The research, carried out at Brigham and Women’s Hospital in Bosto, examined data from 64,000 men and women to assess the impact of diabetes on cardiovascular events, showing that after four years the risk of major cardiovascular events rose incrementally in diabetics being treated with diet only, oral diabetes medications or insulin.
The men with type 2 diabetes that were treated with insulin but had no prior CVD were revealed to be especially at risk, with an accelerated rate of new cardiovascular events as compared with females. Those patients with diabetes and did not take insulin and those with both diabetes and CVD were not shown to have any gender-risk differences.

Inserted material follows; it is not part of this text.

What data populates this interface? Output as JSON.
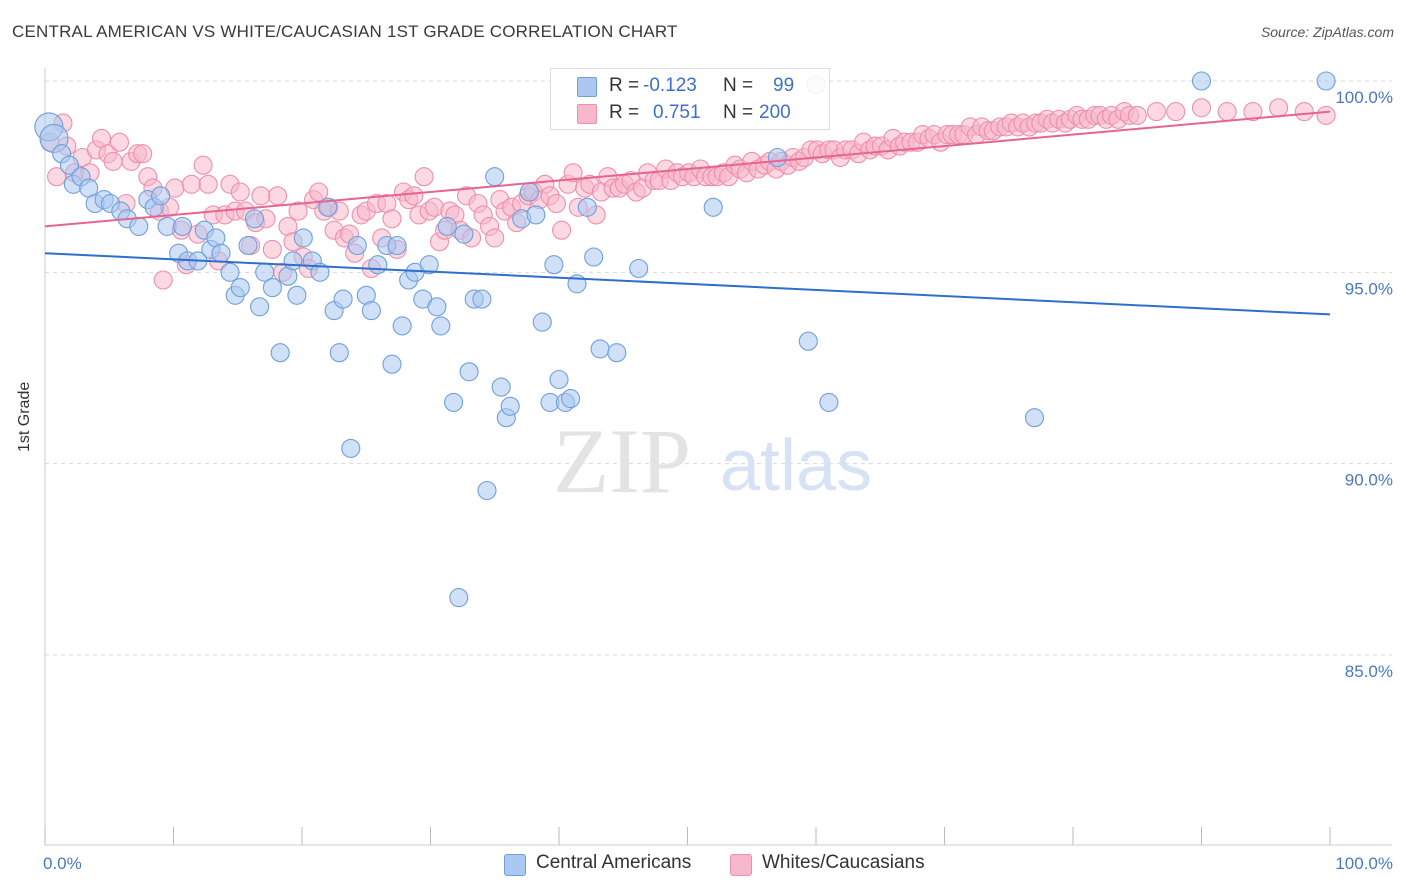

The report suggested that male patients with type 2 diabetes were at a 70 per cent greater risk from a first cardiovascular event as compared with those men who have a known history of CVD having a recurrent event.
Lead researcher Jacob Udell said “Given that the number of patients diagnosed with type 2 diabetes requiring insulin continues to increase, these patients require diligent cardiovascular risk factor management to potentially avoid a first cardiovascular event.”